Até dá para dizer que, em alguns casos no Brasil, mulheres são, de certa forma, “proibidas” de torcer ou gostar de futebol. Mas é bem diferente ser proibida na teoria e ser proibida na prática. Na Arábia Saudita, até este ano, mulheres eram PRO-I-BI-DAS de entrarem em um estádio de futebol.

A sensação de ir pela primeira vez ao estádio é inigualável. Mas a sensação de ir pela primeira vez ao estádio após ter passado uma vida inteira achando que esse dia nunca iria chegar deve ser indescritível. E a importância de sentir essa liberdade pulsando na arquibancada é daquelas memórias para não esquecer nunca mais.

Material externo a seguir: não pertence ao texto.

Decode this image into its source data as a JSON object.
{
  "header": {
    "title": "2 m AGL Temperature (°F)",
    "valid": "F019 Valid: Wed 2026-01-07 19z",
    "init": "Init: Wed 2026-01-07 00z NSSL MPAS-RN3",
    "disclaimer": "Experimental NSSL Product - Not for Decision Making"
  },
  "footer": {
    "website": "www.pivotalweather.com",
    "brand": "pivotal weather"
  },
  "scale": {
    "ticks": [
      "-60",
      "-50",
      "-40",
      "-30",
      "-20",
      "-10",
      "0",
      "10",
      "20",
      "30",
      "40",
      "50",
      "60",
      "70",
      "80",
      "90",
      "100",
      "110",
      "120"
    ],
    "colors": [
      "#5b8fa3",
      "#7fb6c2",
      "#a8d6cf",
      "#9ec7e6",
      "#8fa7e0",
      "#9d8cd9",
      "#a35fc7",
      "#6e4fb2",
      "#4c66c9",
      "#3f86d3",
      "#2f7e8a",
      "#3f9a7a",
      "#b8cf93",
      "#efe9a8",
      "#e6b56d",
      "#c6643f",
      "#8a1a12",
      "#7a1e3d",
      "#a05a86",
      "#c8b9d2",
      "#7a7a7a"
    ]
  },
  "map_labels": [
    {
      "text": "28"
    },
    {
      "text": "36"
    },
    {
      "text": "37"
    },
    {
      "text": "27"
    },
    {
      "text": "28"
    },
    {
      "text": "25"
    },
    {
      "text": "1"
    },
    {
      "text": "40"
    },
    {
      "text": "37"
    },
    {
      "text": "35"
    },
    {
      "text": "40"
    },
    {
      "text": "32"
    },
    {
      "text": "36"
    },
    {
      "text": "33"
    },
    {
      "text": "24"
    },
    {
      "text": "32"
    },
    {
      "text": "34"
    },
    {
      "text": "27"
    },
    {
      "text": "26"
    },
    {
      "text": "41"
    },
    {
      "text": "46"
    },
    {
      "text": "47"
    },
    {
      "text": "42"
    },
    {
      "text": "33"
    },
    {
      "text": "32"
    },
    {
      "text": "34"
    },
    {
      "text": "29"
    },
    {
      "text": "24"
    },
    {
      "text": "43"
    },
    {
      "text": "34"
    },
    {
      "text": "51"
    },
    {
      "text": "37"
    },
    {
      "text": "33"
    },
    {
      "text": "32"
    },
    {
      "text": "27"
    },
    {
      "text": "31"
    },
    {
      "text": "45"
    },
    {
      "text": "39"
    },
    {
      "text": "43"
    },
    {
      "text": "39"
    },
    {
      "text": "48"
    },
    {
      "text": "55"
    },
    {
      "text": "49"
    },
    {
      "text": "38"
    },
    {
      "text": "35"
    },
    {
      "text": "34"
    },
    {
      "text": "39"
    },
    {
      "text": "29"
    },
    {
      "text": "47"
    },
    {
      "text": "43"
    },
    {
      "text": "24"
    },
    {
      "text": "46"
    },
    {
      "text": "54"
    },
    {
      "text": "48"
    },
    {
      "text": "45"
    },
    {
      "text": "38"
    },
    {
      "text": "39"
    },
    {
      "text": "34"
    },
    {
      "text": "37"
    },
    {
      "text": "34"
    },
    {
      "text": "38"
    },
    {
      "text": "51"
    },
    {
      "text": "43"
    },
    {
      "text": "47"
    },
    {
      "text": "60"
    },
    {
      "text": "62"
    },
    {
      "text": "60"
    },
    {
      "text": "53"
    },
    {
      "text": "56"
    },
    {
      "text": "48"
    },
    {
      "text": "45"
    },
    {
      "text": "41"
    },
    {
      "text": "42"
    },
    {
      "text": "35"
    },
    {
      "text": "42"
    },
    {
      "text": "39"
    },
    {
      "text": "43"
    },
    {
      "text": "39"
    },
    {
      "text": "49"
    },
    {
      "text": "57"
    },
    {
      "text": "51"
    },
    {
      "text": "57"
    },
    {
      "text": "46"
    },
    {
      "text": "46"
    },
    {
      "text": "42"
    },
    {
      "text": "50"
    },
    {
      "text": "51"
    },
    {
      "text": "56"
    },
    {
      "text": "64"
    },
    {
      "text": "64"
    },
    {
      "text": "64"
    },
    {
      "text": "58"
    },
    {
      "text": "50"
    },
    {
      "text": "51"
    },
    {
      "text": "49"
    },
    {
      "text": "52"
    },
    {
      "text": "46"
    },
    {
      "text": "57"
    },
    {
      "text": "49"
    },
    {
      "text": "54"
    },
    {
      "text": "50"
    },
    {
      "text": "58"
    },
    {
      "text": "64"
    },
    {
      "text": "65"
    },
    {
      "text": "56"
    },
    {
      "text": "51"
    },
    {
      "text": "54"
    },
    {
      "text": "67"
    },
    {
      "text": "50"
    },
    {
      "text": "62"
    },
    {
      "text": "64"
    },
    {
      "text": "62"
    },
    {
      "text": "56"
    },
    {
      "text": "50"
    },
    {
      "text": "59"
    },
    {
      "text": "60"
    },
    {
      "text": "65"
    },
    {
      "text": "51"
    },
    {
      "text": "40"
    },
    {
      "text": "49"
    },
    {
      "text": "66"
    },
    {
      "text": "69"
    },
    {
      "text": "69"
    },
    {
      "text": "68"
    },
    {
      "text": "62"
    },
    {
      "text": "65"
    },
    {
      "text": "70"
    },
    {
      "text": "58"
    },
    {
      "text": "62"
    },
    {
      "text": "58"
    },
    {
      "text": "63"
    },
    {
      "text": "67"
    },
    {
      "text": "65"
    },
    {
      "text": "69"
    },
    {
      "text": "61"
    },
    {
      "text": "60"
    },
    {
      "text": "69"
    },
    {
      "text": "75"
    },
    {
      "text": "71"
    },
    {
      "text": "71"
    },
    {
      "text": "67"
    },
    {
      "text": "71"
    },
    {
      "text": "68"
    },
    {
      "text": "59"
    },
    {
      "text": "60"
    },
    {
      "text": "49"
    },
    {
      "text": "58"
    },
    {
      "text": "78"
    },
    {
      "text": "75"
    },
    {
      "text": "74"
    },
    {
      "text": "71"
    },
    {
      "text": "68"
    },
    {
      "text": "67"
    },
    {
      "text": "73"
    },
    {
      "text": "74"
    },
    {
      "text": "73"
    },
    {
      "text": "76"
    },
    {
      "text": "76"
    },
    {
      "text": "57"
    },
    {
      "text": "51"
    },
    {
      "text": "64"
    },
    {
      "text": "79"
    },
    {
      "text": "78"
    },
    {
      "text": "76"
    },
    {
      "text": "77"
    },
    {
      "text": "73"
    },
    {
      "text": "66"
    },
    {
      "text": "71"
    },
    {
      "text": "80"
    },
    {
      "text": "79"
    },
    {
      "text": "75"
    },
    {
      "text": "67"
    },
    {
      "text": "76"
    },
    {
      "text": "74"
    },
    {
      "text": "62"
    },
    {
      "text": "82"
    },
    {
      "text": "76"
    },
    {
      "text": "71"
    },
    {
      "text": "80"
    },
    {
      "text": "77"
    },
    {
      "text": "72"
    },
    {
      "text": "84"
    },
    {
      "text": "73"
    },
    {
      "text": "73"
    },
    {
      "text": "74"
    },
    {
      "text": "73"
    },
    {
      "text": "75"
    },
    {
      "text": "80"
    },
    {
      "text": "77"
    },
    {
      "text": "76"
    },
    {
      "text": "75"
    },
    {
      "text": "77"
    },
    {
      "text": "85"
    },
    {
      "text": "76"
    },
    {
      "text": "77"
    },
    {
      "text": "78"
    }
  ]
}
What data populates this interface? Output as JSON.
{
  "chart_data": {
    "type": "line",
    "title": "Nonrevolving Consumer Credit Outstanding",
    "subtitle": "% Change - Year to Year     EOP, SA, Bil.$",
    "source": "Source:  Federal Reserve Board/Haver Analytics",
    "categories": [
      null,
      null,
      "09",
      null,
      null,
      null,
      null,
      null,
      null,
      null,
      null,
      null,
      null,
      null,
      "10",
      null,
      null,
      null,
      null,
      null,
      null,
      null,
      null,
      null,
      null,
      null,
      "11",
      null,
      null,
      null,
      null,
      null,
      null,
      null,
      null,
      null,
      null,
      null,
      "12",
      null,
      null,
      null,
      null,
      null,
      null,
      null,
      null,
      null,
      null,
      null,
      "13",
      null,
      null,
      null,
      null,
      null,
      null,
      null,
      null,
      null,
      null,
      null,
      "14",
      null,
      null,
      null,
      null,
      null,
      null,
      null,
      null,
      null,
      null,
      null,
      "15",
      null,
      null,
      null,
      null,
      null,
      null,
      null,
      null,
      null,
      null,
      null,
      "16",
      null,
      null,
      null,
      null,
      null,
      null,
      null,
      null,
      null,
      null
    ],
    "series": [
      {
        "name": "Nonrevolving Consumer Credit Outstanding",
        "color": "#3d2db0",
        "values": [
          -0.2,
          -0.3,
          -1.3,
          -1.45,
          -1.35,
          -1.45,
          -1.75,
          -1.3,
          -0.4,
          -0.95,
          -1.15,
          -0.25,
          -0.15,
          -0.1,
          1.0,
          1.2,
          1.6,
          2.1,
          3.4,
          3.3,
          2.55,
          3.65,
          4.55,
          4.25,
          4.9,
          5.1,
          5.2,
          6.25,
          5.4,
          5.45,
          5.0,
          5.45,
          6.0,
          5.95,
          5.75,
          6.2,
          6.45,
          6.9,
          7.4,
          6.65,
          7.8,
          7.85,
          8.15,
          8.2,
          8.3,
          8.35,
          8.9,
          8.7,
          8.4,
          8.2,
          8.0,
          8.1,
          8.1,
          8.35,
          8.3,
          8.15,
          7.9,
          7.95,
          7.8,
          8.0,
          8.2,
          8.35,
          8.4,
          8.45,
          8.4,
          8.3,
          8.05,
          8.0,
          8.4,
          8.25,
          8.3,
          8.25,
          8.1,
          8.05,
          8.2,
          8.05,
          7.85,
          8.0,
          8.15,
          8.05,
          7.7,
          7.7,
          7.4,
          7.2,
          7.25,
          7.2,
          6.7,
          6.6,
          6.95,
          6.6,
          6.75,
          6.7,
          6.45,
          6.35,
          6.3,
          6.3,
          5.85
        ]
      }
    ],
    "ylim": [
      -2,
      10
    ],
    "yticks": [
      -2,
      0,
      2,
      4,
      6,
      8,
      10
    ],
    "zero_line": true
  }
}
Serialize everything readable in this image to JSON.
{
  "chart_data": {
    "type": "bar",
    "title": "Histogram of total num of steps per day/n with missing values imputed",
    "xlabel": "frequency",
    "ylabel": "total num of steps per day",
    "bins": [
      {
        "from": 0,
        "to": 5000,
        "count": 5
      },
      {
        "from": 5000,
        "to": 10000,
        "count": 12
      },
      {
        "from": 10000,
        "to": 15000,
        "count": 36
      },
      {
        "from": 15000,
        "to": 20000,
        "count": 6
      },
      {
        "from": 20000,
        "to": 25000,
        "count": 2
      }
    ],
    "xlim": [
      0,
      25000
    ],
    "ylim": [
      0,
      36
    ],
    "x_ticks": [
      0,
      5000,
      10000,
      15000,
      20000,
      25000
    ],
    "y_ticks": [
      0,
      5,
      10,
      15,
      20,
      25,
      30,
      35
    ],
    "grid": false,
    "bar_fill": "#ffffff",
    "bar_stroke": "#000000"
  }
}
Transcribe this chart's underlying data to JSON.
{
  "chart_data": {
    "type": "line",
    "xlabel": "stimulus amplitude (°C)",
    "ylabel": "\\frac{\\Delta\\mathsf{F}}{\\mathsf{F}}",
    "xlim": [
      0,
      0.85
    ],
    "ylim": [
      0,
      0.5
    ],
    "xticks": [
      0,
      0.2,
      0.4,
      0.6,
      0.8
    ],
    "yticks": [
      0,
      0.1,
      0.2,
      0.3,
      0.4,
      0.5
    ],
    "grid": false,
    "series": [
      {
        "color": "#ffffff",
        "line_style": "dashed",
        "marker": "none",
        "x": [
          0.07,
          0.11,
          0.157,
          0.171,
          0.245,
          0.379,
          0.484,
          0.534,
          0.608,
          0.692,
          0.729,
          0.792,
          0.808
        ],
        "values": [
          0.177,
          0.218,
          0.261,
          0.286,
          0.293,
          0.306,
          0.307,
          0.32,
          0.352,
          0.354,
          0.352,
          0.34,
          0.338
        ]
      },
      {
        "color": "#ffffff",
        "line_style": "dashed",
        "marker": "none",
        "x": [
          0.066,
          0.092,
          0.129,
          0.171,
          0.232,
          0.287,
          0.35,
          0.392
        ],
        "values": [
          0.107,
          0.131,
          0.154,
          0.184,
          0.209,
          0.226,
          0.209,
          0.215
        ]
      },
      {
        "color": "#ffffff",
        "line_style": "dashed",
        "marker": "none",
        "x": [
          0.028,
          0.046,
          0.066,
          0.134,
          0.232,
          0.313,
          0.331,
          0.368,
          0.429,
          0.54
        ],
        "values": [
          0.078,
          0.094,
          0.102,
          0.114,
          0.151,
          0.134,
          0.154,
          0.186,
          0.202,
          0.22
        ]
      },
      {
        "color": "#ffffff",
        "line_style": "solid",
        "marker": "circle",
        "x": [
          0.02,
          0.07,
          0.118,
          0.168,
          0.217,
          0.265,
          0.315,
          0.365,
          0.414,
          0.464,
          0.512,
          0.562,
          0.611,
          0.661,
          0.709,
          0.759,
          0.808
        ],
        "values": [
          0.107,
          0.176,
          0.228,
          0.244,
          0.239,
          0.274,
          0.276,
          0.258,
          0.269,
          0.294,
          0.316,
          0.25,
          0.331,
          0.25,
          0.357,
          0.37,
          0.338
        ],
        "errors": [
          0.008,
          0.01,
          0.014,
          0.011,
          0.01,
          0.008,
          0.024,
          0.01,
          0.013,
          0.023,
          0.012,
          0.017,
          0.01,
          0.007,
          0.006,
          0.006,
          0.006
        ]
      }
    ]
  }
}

O que as sauditas viveram na Rússia mudará a vida delas para sempre. Não interessa (ao menos não tanto, diante de algo tão maior) a goleada - porque a maior vitória já foi conquistada. Independente do resultado, agora as mulheres sauditas podem torcer, podem vibrar e podem ver de perto a seleção sentindo-se finalmente parte dessa nação, e não excluídas como sempre foram.

Para essas torcedoras sauditas, a Copa do Mundo de 2018 representará o início de uma nova era. Uma era em que elas poderiam viver o futebol como ele é, muito mais do que um jogo.